La situazione in Italia ha potuto contare sul grande grande sforzo delle autorità che ha portato ad un calo nel numero di arresti. Una difficoltà da sottolineare riguarda il riconoscimento delle vittime sia nei punti di arrivo che in un secondo momento, con il rischio di possibili rimpatri. Molte delle vittime di violenza accertata in Italia sono bambini, costretti a mendicare o a commettere azioni illegali. Dal punto di vista giuridico non c’è distinzione tra le responsabilità: una persona viene condannata anche se è stata costretta a commettere l’atto. La maggior parte delle vittime di tratta in Italia sono Nigeriane (uomini e donne), legate agli sfruttatori attraverso svariati rituali e costrette ad uno sfruttamento soprattutto sessuale. Vi è molta difficoltà a riconoscere e ad identificare le vittime e di norma seguono pochissime denunce. L’aumento degli sbarchi porta ad un costante aumento delle vittime di tratta. In Italia vi è un numero verde che lavora costantemente ed ogni regione possiede un piano anti tratta. L’obiettivo da raggiungere è quello di uniformare gli interventi a livello nazionale.

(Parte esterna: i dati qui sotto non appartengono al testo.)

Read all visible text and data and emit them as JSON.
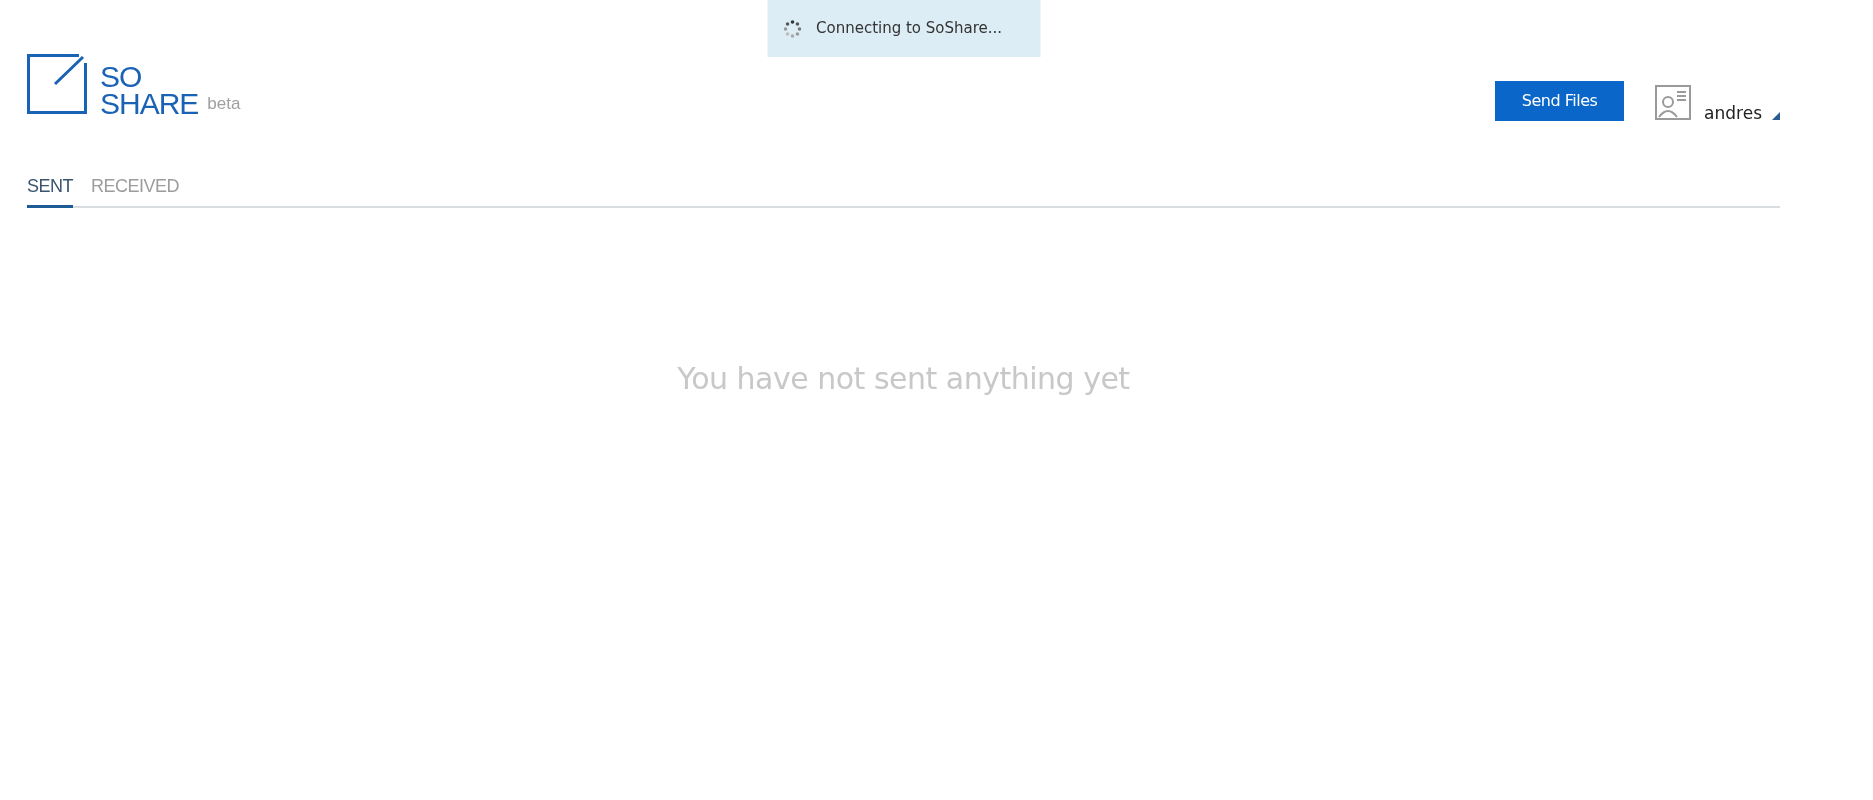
{
  "toast": {
    "text": "Connecting to SoShare..."
  },
  "logo": {
    "lines": [
      "SO",
      "SHARE"
    ],
    "badge": "beta"
  },
  "header": {
    "send_button": "Send Files",
    "user": {
      "name": "andres"
    }
  },
  "tabs": [
    {
      "label": "SENT",
      "selected": true
    },
    {
      "label": "RECEIVED",
      "selected": false
    }
  ],
  "empty_state": {
    "message": "You have not sent anything yet"
  }
}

Il Giornalista Emmanuele Michela, communication manager del progetto “Young Inclusion”, racconta laviolenza di genere attraverso ilprogetto di inserimento sociale di persone in condizione di svantaggio. Ha incontrato alcune donne al termine del loro percorso comunitario, in diverse realtà dei Centri Artemisia. “Solitudine e violenza vanno spesso di pari passo. La solitudine che circonda queste donne è il sentimento prevalente. È possibile trasmettere vicinanza umana attraverso la competenza professionale. Ridare un ordine alla propria vita e riconquistare la stima di sé sono gli obiettivi da conseguire”.

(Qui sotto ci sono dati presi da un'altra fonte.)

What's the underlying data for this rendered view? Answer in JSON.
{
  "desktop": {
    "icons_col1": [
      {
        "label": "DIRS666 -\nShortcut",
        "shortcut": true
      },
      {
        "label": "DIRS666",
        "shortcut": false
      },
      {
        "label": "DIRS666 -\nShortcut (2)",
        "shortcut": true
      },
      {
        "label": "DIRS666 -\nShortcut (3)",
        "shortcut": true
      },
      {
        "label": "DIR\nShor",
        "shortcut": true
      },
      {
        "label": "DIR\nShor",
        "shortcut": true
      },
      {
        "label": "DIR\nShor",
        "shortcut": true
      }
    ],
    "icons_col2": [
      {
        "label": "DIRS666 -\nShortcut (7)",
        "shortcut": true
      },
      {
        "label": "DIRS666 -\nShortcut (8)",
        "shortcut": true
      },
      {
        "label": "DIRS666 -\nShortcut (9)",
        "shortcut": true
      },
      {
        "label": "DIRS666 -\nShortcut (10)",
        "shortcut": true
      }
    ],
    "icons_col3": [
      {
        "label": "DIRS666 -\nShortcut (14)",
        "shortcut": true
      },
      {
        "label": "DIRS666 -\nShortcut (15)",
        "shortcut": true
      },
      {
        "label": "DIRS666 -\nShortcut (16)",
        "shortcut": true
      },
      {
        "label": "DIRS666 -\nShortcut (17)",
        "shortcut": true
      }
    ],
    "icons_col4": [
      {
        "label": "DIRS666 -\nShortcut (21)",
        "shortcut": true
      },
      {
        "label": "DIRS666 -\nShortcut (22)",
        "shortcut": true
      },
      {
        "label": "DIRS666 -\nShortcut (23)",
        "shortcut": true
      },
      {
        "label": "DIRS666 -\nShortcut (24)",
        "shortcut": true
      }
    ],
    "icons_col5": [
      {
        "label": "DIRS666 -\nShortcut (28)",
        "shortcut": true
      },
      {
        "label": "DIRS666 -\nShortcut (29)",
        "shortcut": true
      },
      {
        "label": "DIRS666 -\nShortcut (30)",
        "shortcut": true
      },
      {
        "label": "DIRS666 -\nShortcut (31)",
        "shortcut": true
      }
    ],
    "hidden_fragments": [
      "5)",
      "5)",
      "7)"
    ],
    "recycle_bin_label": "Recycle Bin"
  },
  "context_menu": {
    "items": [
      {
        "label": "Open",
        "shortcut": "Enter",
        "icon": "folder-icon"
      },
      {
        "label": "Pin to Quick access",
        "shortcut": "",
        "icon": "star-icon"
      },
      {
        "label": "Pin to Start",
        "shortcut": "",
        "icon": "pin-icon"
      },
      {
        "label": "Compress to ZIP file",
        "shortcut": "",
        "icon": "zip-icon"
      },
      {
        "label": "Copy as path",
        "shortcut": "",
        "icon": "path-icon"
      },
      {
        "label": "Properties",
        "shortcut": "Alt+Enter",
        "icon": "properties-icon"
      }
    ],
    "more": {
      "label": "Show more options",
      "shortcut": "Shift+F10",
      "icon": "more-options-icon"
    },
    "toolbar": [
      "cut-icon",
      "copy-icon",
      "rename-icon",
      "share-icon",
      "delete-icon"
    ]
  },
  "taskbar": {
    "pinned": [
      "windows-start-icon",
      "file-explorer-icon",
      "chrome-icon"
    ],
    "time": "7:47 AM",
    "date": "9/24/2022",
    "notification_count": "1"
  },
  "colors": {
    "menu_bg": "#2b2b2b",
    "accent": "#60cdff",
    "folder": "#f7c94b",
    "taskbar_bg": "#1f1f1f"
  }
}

Il Dott. Arrigone, psicologo e psicanalista, cofondatore dei Centri Artemisia, chiude il convegno riportando interessanti riflessioni sulla nostra civiltà attuale. “A che punto siamo con la nostra civiltà? Quanto è incivile il mondo di oggi? La nostra cultura poggia su una inciviltà. Il lavoro che facciamo è soprattutto un lavoro di ricostruzione della civiltà e della nostra cultura. La possibilità di concepire la violenza poggia su una carenza culturale. Non ci sarà mai una cultura della civiltà se non ci sarà una cultura della “cura”. Bisogna fare un pensiero che consideri che le condotte incivili poggiano su una trascuratezza e sull’assenza di una “cura”. Nella ricostruzione della nostra cultura ciascuno di noi può assumere un ruolo attivo, ognuno a suo modo e nel proprio ambito”.